– Боюсь, вы уже давно хотите, чтобы я ушел, и у меня нет других оснований просить вас разрешить мне остаться, кроме всего, но в этой ситуации напрасно сочувствие. Я действительно очень хотел бы утешить вас словом или делом, но не буду мучить вас своими бесполезными потугами, чтобы вам не показалось, что я нарочно напрашиваюсь на вашу благодарность. Боюсь, что эта ужасная история избавит нас от удовольствия видеть вас сегодня в Пемберли.
– Да конечно. Пожалуйста, извинитесь за нас перед мисс Дарси. Скажите ей, что мы должны ехать домой по неотложному делу. Скрывайте от нее неприятную правду как можно дольше. Хотя я знаю, что вскоре об этом станет известно.
Он искренне заверил ее, что будет молчать, вновь выразил сожаление по поводу несчастья, которое ее постигло, выразил надежду на развязку, счастливее той, которую сейчас можно ожидать, передал привет ее родственникам и лишь один раз прощально взглянув на нее, удалился.
Когда мистер Дарси вышел из комнаты, Элизабет почувствовала, что теперь вряд ли они когда-нибудь снова встретятся в атмосфере такой теплоты и сердечности, как это было в Дербишире; бросив взгляд в прошлое на их отношения, полные превратностей и противоречий, она вздохнула, подумав о неуместности и несвоевременности такой субстанции, как чувство: теперь ей хотелось, чтобы их знакомство продолжилось, а когда-то она бы наоборот радовалась его окончанию.

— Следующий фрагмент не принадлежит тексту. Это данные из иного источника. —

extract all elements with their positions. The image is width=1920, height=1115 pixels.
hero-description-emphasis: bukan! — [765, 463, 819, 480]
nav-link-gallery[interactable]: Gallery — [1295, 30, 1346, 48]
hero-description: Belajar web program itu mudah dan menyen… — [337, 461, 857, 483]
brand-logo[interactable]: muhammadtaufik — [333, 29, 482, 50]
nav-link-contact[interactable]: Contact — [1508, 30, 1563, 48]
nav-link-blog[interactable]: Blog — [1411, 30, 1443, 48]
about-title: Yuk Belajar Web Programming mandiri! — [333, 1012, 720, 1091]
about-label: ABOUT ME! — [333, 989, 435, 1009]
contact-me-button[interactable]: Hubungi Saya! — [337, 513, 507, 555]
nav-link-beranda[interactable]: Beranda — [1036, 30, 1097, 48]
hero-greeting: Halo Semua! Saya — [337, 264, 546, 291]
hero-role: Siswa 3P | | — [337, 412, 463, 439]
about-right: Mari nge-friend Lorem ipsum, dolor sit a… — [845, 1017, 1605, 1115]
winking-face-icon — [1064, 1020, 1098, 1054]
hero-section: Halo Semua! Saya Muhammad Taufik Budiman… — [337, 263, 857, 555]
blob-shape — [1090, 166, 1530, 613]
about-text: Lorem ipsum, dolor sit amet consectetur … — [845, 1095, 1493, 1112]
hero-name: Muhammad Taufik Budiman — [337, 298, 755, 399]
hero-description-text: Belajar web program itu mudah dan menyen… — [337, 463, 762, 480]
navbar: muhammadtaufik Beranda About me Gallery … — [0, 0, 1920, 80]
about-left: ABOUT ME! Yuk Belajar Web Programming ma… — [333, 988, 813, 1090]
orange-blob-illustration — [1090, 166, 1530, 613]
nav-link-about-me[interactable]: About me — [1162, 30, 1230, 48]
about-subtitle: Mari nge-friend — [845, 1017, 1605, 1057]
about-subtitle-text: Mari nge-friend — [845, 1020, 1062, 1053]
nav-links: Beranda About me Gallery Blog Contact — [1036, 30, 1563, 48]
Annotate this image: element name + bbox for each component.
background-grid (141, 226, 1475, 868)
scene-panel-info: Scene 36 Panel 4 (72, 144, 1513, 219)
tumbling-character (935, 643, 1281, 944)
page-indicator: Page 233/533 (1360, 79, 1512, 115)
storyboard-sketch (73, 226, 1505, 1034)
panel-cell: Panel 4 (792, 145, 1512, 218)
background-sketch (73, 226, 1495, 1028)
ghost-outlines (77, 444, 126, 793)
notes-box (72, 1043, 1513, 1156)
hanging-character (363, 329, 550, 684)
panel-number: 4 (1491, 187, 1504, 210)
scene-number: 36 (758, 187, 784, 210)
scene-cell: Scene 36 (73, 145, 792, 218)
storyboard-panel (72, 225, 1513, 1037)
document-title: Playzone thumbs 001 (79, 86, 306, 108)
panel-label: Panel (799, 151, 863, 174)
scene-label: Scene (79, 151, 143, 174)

Если бы благодарность и уважение были достаточными основаниями для возникновения любви, то смена чувств у Элизабет была бы естественной и вполне уместной. Но если наоборот – когда симпатия, возникающая на такой почве, кажется неразумной или неестественной – по сравнению с тем, что часто называется любовью с первого разговора или вообще – с первого взгляда, то в защиту Элизабет сказать ничего, кроме того, что, проявив неравнодушие к Викхему, она испытала последний метод и его фиаско, возможно, побуждающего ее к поискам какого-то другого метода, менее романтичного. Поэтому предположим, что так оно и произошло, – и Элизабет с сожалением посмотрела вслед мистеру Дарси. То, что он ушел, стало первым – но далеко не последним – с неизбежным последствием того позора, которым покрыла себя Лидия, поэтому Элизабет еще больше рассердилась при мысли об этой идиотской истории. Прочитав второе письмо от Джейн, она потеряла всякую надежду, что Викхем женится на Лидии. Только такой добросердечный человек, как Джейн, мог тешить себя подобной мыслью. Теперь Элизабет почти не удивлялась тому, что случилось. Пока в голове ее держалось впечатление, оставленное первым письмом, она действительно была крайне удивлена – очень удивлена тем обстоятельством, что Викхем хочет жениться на девушке, зная, что у нее за душой ни гроша; а еще она просто понять не могла – как это Лидии удалось сделать так, что он ее полюбил? Однако теперь все стало явным и ясным как день. Видимо, для такой интрижки она была достаточно привлекательной; и хотя Элизабет не думала, что Лидия умышленно согласилась на побег, не собираясь выходить замуж, ей нетрудно было предположить, что у сестры ее не было ни достаточно добродетели, ни достаточно ума, чтобы воздержаться от такого шага и не стать легкой жертвой проходимца.
Пока полк стоял в Гертфордшире, Элизабет и подумать не могла, что Лидия испытывает к Викхему какие-то чувства; и она не сомневалась, что ее сестра при минимальном поощрении готова была полюбить кого угодно. Ее фаворитом был то один офицер, то другой – в зависимости от количества внимания, которое тот ей уделял. Ее предпочтения непрерывно менялись, но их объектом всегда был конкретный человек. Вот к чему приводит недостаток воспитания и чрезмерное потакание, когда речь идет о такой девушке, как Лидия! Как остро чувствовала теперь все это Элизабет!